(Éditorial)
Malgré une habile mise en scène du gouvernement, l’incertitude demeure à l’approche des prochaines élections législatives et municipales de février 2020 au Cameroun où l’année 2019 a été marquée par des crises sécuritaires et une profonde crispation politique. Ce double scrutin, boycotté par le principal parti d’opposition ne saurait étouffer un climat politique mal-en-point.
2020 devrait être le « champ du possible » dans un contexte politique plus que jamais ouvert et où l’opposition politique a une carte à jouer. Mais les conditions sont-elles réunies pour un contre-pouvoir démocratique ?
Les prochaines échéances électorales ne sauraient masquer les égarements d’un système peu enclin à l’autocritique. Est-il raisonnable d’organiser des élections en zone de guerre ? Quelles crédibilités auraient alors les résultats prévisibles ?
La méthode du gouvernement est critiquable. Cette marche en avant depuis quatre décennies trouve aujourd’hui ses limites. L’occasion ici est fort belle pour se réinventer et écouter les autres sons de cloche. Les appels au boycott du double scrutin se multiplient. Le pouvoir politique a perdu la raison.
Droit dans ses bottes, l’État-parti RDPC poursuit sa marche suicidaire. Il est suivi par une prétendue opposition habituée de la mangeoire qui s’accrochent à des miettes et qui manque cruellement de discernement. Au bout du compte, la maigre récolte offre des papilles et des titres gonflants : Honorables, Majestés, Maires, Conseillers municipaux. Tous ne disposent d’aucun pouvoir, encore moins de la liberté de proposer ou de critiquer.
La politique clientéliste du pouvoir décrédibilise tout un pays. L’opposition commence à prendre ses marques. Elle est guidée par la raison qui finit toujours par l’emporter. C’est ce que nous appelons le « Cercle honni de la raison » que le pouvoir ne cesse de présenter comme des aventuriers. Car il faut le souligner, ce pouvoir a toujours étouffé ses enfants qui ne demandent qu’à participer à la construction d’un pays exsangue. Le mensonge consensuel de la classe dirigeante a écarté De la scène politique les têtes pensantes et indociles. La médiocrité s’est installée avec un langage ordurier, outrancier et vulgaire qui étouffe la bienséance. L’argent n’ayant pas de couleur, une nouvelle classe de politiciens véreux va envahir l’Assemblée Législative. Elle prend soin d’inonder les pauvres de cadeaux de circonstance pour poursuivre en toute impunité leurs besognes macabres et mafieuses. Ces affairistes peu scrupuleux prennent la place des penseurs. Le pays devient otage d’un gang.
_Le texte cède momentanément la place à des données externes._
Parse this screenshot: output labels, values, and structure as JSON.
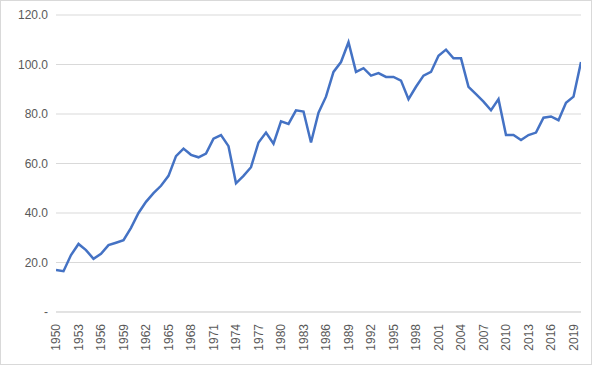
{
  "chart_data": {
    "type": "line",
    "x": [
      1950,
      1951,
      1952,
      1953,
      1954,
      1955,
      1956,
      1957,
      1958,
      1959,
      1960,
      1961,
      1962,
      1963,
      1964,
      1965,
      1966,
      1967,
      1968,
      1969,
      1970,
      1971,
      1972,
      1973,
      1974,
      1975,
      1976,
      1977,
      1978,
      1979,
      1980,
      1981,
      1982,
      1983,
      1984,
      1985,
      1986,
      1987,
      1988,
      1989,
      1990,
      1991,
      1992,
      1993,
      1994,
      1995,
      1996,
      1997,
      1998,
      1999,
      2000,
      2001,
      2002,
      2003,
      2004,
      2005,
      2006,
      2007,
      2008,
      2009,
      2010,
      2011,
      2012,
      2013,
      2014,
      2015,
      2016,
      2017,
      2018,
      2019,
      2020
    ],
    "values": [
      17.0,
      16.5,
      23.0,
      27.5,
      25.0,
      21.5,
      23.5,
      27.0,
      28.0,
      29.0,
      34.0,
      40.0,
      44.5,
      48.0,
      51.0,
      55.0,
      63.0,
      66.0,
      63.5,
      62.5,
      64.0,
      70.0,
      71.5,
      67.0,
      52.0,
      55.0,
      58.5,
      68.5,
      72.5,
      68.0,
      77.0,
      76.0,
      81.5,
      81.0,
      68.5,
      80.5,
      87.0,
      97.0,
      101.0,
      109.0,
      97.0,
      98.5,
      95.5,
      96.5,
      95.0,
      95.0,
      93.5,
      86.0,
      91.0,
      95.5,
      97.0,
      103.5,
      106.0,
      102.5,
      102.5,
      91.0,
      88.0,
      85.0,
      81.5,
      86.0,
      71.5,
      71.5,
      69.5,
      71.5,
      72.5,
      78.5,
      79.0,
      77.5,
      84.5,
      87.0,
      101.0
    ],
    "color": "#4472c4",
    "xlim": [
      1950,
      2020
    ],
    "xticks": [
      1950,
      1953,
      1956,
      1959,
      1962,
      1965,
      1968,
      1971,
      1974,
      1977,
      1980,
      1983,
      1986,
      1989,
      1992,
      1995,
      1998,
      2001,
      2004,
      2007,
      2010,
      2013,
      2016,
      2019
    ],
    "ylim": [
      0,
      120
    ],
    "yticks": [
      {
        "value": 0,
        "label": "-"
      },
      {
        "value": 20,
        "label": "20.0"
      },
      {
        "value": 40,
        "label": "40.0"
      },
      {
        "value": 60,
        "label": "60.0"
      },
      {
        "value": 80,
        "label": "80.0"
      },
      {
        "value": 100,
        "label": "100.0"
      },
      {
        "value": 120,
        "label": "120.0"
      }
    ],
    "grid": true
  }
}
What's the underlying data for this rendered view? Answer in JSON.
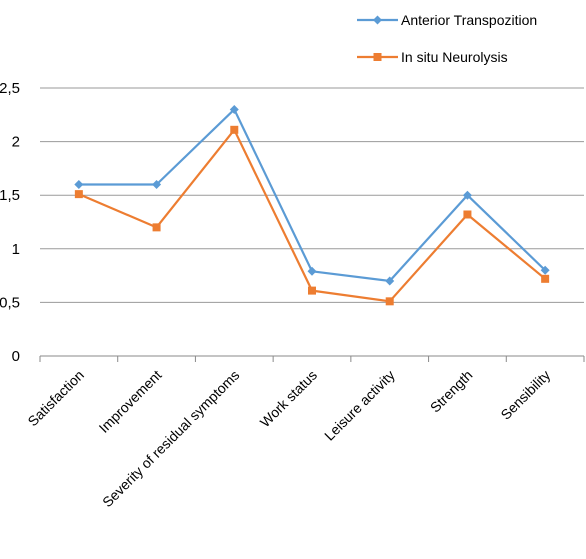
{
  "chart_data": {
    "type": "line",
    "title": "",
    "xlabel": "",
    "ylabel": "",
    "categories": [
      "Satisfaction",
      "Improvement",
      "Severity of residual symptoms",
      "Work status",
      "Leisure activity",
      "Strength",
      "Sensibility"
    ],
    "y_ticks": [
      "0",
      "0,5",
      "1",
      "1,5",
      "2",
      "2,5"
    ],
    "ylim": [
      0,
      2.5
    ],
    "grid": true,
    "legend_position": "top-right",
    "series": [
      {
        "name": "Anterior Transpozition",
        "color": "#5b9bd5",
        "marker": "diamond",
        "values": [
          1.6,
          1.6,
          2.3,
          0.79,
          0.7,
          1.5,
          0.8
        ]
      },
      {
        "name": "In situ Neurolysis",
        "color": "#ed7d31",
        "marker": "square",
        "values": [
          1.51,
          1.2,
          2.11,
          0.61,
          0.51,
          1.32,
          0.72
        ]
      }
    ]
  }
}
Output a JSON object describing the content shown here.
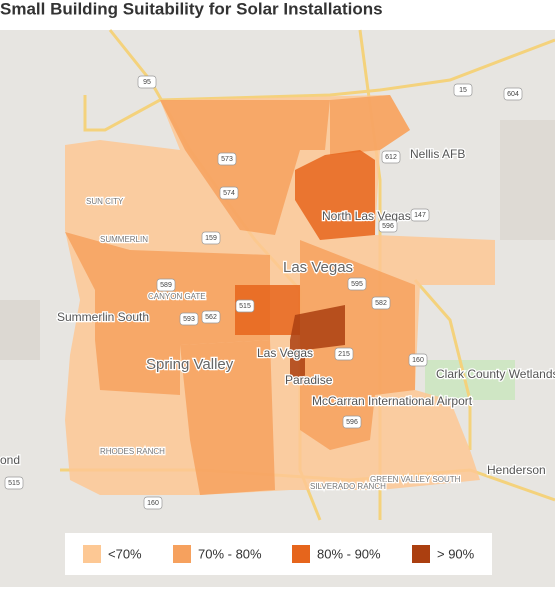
{
  "title": "Small Building Suitability for Solar Installations",
  "legend": [
    {
      "label": "<70%",
      "color": "#fdc894"
    },
    {
      "label": "70% - 80%",
      "color": "#f6a15e"
    },
    {
      "label": "80% - 90%",
      "color": "#e6651c"
    },
    {
      "label": "> 90%",
      "color": "#ab3f10"
    }
  ],
  "places": [
    "Las Vegas",
    "North Las Vegas",
    "Spring Valley",
    "Paradise",
    "Henderson",
    "Summerlin South",
    "SUN CITY",
    "SUMMERLIN",
    "McCarran International Airport",
    "Clark County Wetlands Park",
    "Nellis AFB",
    "CANYON GATE",
    "RHODES RANCH",
    "GREEN VALLEY SOUTH",
    "SILVERADO RANCH",
    "Las Vegas",
    "ond"
  ],
  "highways": [
    "95",
    "15",
    "604",
    "573",
    "574",
    "612",
    "147",
    "596",
    "159",
    "589",
    "515",
    "595",
    "582",
    "593",
    "562",
    "160",
    "215",
    "596",
    "515",
    "160"
  ]
}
Malgré l’anathème jeté sur les braves et vaillants opposants politiques, les changements sont en cours. Rien ne saurait les arrêter. Maintenir les élections dans un contexte social en crise est un acte de pure folie. Il faut mettre fin à cette mascarade. Le pouvoir peut le faire. Mais n’est-il pas déjà trop tard ? La fuite en avant…
Le pouvoir est conscient que ces élections à la hussarde terniront encore son image déjà si peu reluisante. Mais il fonce, tel un train qui a usé ses freins, vers un mur. Il est incapable de se désencombrer des fantasmes qui l’accompagnent et qui, aujourd’hui, sonnent le glas.
Au Cameroun, choisir la voix de la raison, c’est-à-dire celle d’une opposition constructive, c’est subir au quotidien son lot d’humiliations, d’insultes, de violences policières, d’emprisonnements arbitraires, de séquestrations et une campagne médiatique destructrice. Mais tout cela ne suffit plus à taire les âmes bien-pensantes, stigmatisées et marginalisées qui œuvrent, jour et nuit, à réaliser le rêve des pères fondateurs de ce pays.
En effet, la raison qui anime l’opposition politique est la seule faculté pour expliquer et comprendre la nécessité d’une nouvelle politique qui va rassembler tous les camerounais et développer une nouvelle dynamique pour réinventer un pays à court d’idée. Cette dynamique est cruciale pour affronter les enjeux économiques et sociaux de ce siècle qui débute à peine et qui nous offre de larges perspectives de développement en nous débarrassant de la tutelle néocolonialiste.